LIKE national defence, securing foodstuff supplies usually counts as a core task of authority. Hence, as prices surge, food security is rising to the top of the political agenda. Or so it sounds.On January 24th the British authority’s chief scientific officer said that “the case for urgent action in the global food system is now compelling.” He was presenting a report from hundreds of scientists that concluded with “a stark warning for both current and future decision-makers on the consequences of inaction-food production and the foodstuff system must assume a much higher priority in political agendas across the world.”
Politicians say they are listening. “If we don’t do anything,” France’s president Nicolas Sarkozy said on the similar day, “we run the risk of food riots in the poorest countries and a very unfavourable effect on global economic growth.”
Companies are attentive, too. At the Davos gathering of the self-proclaimed great and good a few days later, a score of firms, including seed companies, foodstuff processors and grain traders proclaimed: “The world needs a new idea for agriculture.” They promised to work with farmers and governments to boost farm output, cut emissions and reduce rural poverty, all (in an amazing coincidence) by 20% each decade. Amid this sense of renewed urgency, though, lurks fear: that politicians will prove as fickle about food today as they have been in the past.
The first people to say that feeding the world deserved more attention were not politicians, scientists or company people. They were aid workers from the Gates Foundation, a charity originally set up to focus on health. It started paying for agricultural research in 2006, long before food prices leapt. “We realised you couldn’t do health without doing something about hunger and poverty,” says the foundation’s Prabhu Pingali. “And you couldn’t do something about hunger and poverty with no agriculture.” Since then, the foundation has given $1.4 billion of grants to third-world farmers; its programme is now comparable to America’s.
In 2009, in response to soaring prices, food riots and disruption to world trade, rich governments also began to worry about agriculture, and promised to do something about its problems. “To the people of poor nations,” said Barack Obama in his inaugural ceremony speech in January that year, “we pledge to work alongside you to make your farms flourish.” In November 2010 he set up a bureau of foodstuff security in the government’s main aid agency, US-AID, to provide money and give clout to the promise.

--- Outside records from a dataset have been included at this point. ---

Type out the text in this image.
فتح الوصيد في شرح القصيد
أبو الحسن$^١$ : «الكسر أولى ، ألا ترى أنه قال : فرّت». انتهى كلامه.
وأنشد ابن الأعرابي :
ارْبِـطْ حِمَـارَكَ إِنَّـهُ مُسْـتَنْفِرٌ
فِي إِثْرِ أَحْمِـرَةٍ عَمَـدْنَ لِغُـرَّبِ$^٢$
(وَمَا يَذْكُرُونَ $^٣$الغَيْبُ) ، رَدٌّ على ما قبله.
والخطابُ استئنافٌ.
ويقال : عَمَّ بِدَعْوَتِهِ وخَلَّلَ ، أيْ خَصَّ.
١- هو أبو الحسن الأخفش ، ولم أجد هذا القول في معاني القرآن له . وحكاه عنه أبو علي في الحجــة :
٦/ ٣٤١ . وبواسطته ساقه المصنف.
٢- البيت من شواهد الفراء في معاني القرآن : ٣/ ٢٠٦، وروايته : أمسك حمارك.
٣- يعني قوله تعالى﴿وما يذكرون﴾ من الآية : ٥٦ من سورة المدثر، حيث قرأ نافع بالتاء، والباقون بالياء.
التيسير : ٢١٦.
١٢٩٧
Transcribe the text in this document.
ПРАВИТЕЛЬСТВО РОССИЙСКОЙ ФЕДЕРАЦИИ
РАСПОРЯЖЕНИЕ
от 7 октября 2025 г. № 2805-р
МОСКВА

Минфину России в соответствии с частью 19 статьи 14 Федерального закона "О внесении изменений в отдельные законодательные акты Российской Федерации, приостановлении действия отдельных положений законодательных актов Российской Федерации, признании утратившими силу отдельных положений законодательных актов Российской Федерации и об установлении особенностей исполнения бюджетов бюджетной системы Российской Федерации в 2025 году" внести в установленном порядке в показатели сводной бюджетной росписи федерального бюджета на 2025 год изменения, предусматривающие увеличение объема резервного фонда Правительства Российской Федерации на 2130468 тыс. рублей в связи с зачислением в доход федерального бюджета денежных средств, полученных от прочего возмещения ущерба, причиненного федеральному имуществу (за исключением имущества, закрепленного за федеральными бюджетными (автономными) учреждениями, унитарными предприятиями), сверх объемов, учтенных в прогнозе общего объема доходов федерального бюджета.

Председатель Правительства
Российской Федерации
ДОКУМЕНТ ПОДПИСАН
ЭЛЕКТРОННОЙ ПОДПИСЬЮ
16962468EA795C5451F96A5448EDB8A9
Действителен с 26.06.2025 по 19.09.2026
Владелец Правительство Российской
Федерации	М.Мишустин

America bullied other countries into following suit. At a summit meeting in Italy in 2009, the eight richest nations promised $20 billion over three years for food security and agricultural development. That led, after yet another summit, of the G20 (the world’s largest economies) in Pittsburgh, to something called the Global Agriculture and foodstuff Security Programme (GAFSP), formally set up in April 2010. Donors pledged $900m, more than half of it from America. These promises embodied the claim that rich countries are pushing for a second Green revolution and are determined to combat global hunger.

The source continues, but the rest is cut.